Guessing a Chunk Shape

If you don't already have a target chunk shape, guess_chunk_shape picks one that fits within a byte budget:

from rechunkit import guess_chunk_shape

shape = (1000, 2000, 500)
itemsize = 4  # float32

chunk_shape = guess_chunk_shape(shape, itemsize, target_chunk_size=2**21)

The function assigns each dimension to the largest highly composite number that keeps the total chunk size within the target.

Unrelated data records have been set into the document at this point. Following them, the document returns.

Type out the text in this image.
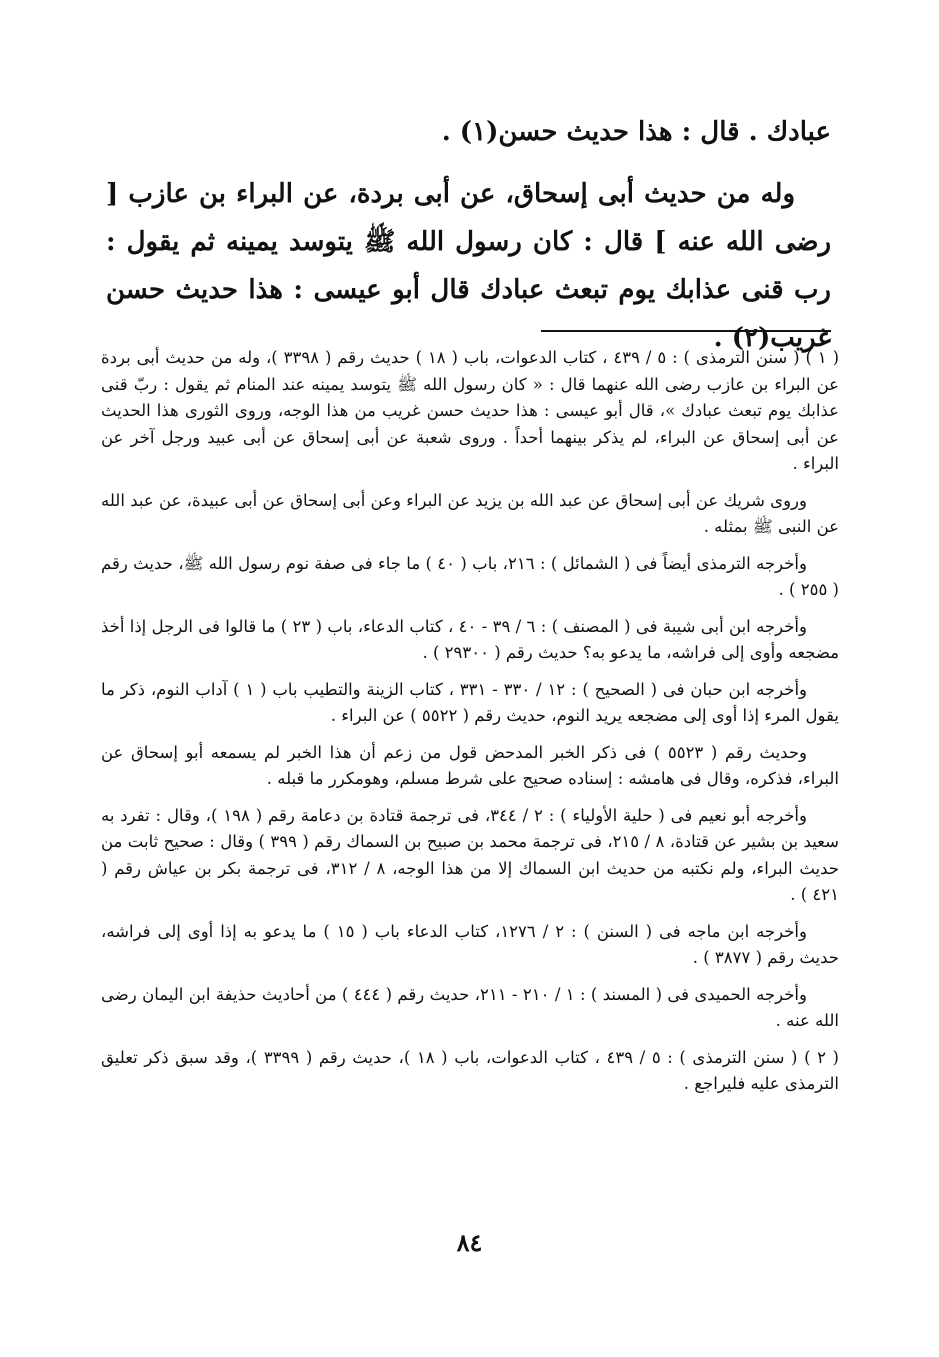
عبادك . قال : هذا حديث حسن(١) .

وله من حديث أبى إسحاق، عن أبى بردة، عن البراء بن عازب [ رضى الله عنه ] قال : كان رسول الله ﷺ يتوسد يمينه ثم يقول : رب قنى عذابك يوم تبعث عبادك قال أبو عيسى : هذا حديث حسن غريب(٢) .

( ١ ) ( سنن الترمذى ) : ٥ / ٤٣٩ ، كتاب الدعوات، باب ( ١٨ ) حديث رقم ( ٣٣٩٨ )، وله من حديث أبى بردة عن البراء بن عازب رضى الله عنهما قال : « كان رسول الله ﷺ يتوسد يمينه عند المنام ثم يقول : ربّ قنى عذابك يوم تبعث عبادك »، قال أبو عيسى : هذا حديث حسن غريب من هذا الوجه، وروى الثورى هذا الحديث عن أبى إسحاق عن البراء، لم يذكر بينهما أحداً . وروى شعبة عن أبى إسحاق عن أبى عبيد ورجل آخر عن البراء .

وروى شريك عن أبى إسحاق عن عبد الله بن يزيد عن البراء وعن أبى إسحاق عن أبى عبيدة، عن عبد الله عن النبى ﷺ بمثله .

وأخرجه الترمذى أيضاً فى ( الشمائل ) : ٢١٦، باب ( ٤٠ ) ما جاء فى صفة نوم رسول الله ﷺ، حديث رقم ( ٢٥٥ ) .

وأخرجه ابن أبى شيبة فى ( المصنف ) : ٦ / ٣٩ - ٤٠ ، كتاب الدعاء، باب ( ٢٣ ) ما قالوا فى الرجل إذا أخذ مضجعه وأوى إلى فراشه، ما يدعو به؟ حديث رقم ( ٢٩٣٠٠ ) .

وأخرجه ابن حبان فى ( الصحيح ) : ١٢ / ٣٣٠ - ٣٣١ ، كتاب الزينة والتطيب باب ( ١ ) آداب النوم، ذكر ما يقول المرء إذا أوى إلى مضجعه يريد النوم، حديث رقم ( ٥٥٢٢ ) عن البراء .

وحديث رقم ( ٥٥٢٣ ) فى ذكر الخبر المدحض قول من زعم أن هذا الخبر لم يسمعه أبو إسحاق عن البراء، فذكره، وقال فى هامشه : إسناده صحيح على شرط مسلم، وهومكرر ما قبله .

وأخرجه أبو نعيم فى ( حلية الأولياء ) : ٢ / ٣٤٤، فى ترجمة قتادة بن دعامة رقم ( ١٩٨ )، وقال : تفرد به سعيد بن بشير عن قتادة، ٨ / ٢١٥، فى ترجمة محمد بن صبيح بن السماك رقم ( ٣٩٩ ) وقال : صحيح ثابت من حديث البراء، ولم نكتبه من حديث ابن السماك إلا من هذا الوجه، ٨ / ٣١٢، فى ترجمة بكر بن عياش رقم ( ٤٢١ ) .

وأخرجه ابن ماجه فى ( السنن ) : ٢ / ١٢٧٦، كتاب الدعاء باب ( ١٥ ) ما يدعو به إذا أوى إلى فراشه، حديث رقم ( ٣٨٧٧ ) .

وأخرجه الحميدى فى ( المسند ) : ١ / ٢١٠ - ٢١١، حديث رقم ( ٤٤٤ ) من أحاديث حذيفة ابن اليمان رضى الله عنه .

( ٢ ) ( سنن الترمذى ) : ٥ / ٤٣٩ ، كتاب الدعوات، باب ( ١٨ )، حديث رقم ( ٣٣٩٩ )، وقد سبق ذكر تعليق الترمذى عليه فليراجع .

٨٤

It iterates over dimensions, halving the largest one each round until the budget is met.

Tip

Using composite numbers for chunk dimensions produces smaller LCMs with other chunk shapes, which directly reduces the number of redundant source reads during rechunking.

Ideal Read Chunk Shape

The ideal intermediate read shape is the element-wise LCM of source and target chunk shapes:

from rechunkit import calc_ideal_read_chunk_shape, calc_ideal_read_chunk_mem

source_chunks = (6, 4)
target_chunks = (4, 6)

ideal_shape = calc_ideal_read_chunk_shape(source_chunks, target_chunks)  # (12, 12)
ideal_mem = calc_ideal_read_chunk_mem(ideal_shape, itemsize=4)           # 576 bytes

If you can afford ideal_mem bytes of buffer, every source chunk will be read exactly once.

Memory-Constrained Read Shape

When the ideal shape doesn't fit in memory, calc_source_read_chunk_shape computes a reduced read shape that fits within max_mem:

from rechunkit import calc_source_read_chunk_shape

read_shape = calc_source_read_chunk_shape(
    source_chunks, target_chunks, itemsize=4, max_mem=200
)

The algorithm finds a multiple of the source chunk shape that fits in memory while preserving the aspect ratio of the ideal shape as closely as possible.

Counting Chunks

calc_n_chunks returns the total number of chunks for a given shape and chunk shape:

from rechunkit import calc_n_chunks

n_source = calc_n_chunks((100, 100), (6, 4))   # 425
n_target = calc_n_chunks((100, 100), (4, 6))   # 425

Predicting Read Counts

Two functions let you compare I/O strategies:

Brute-force reads

calc_n_reads_simple counts the reads if every target chunk independently reads all its overlapping source chunks — no optimization:

from rechunkit import calc_n_reads_simple

n_simple = calc_n_reads_simple((31, 31, 31), (5, 2, 4), (4, 5, 3))  # 3952

Optimized reads

calc_n_reads_rechunker predicts the reads and writes using the optimized algorithm at a given memory budget:

from rechunkit import calc_n_reads_rechunker

n_reads, n_writes = calc_n_reads_rechunker(
    (31, 31, 31), dtype.itemsize, (5, 2, 4), (4, 5, 3), max_mem=2000
)
# n_reads=2044, n_writes=616

More memory means fewer reads — see How It Works for details.

chunk_range Utility

chunk_range is a multi-dimensional equivalent of Python's range, yielding tuples of slices:

from rechunkit import chunk_range

for chunk in chunk_range((0, 0), (10, 10), (4, 6)):
    print(chunk)
# (slice(0, 4), slice(0, 6))
# (slice(0, 4), slice(6, 10))
# (slice(4, 8), slice(0, 6))
# (slice(4, 8), slice(6, 10))
# (slice(8, 10), slice(0, 6))
# (slice(8, 10), slice(6, 10))

This is useful for iterating over chunk positions when writing to storage backends.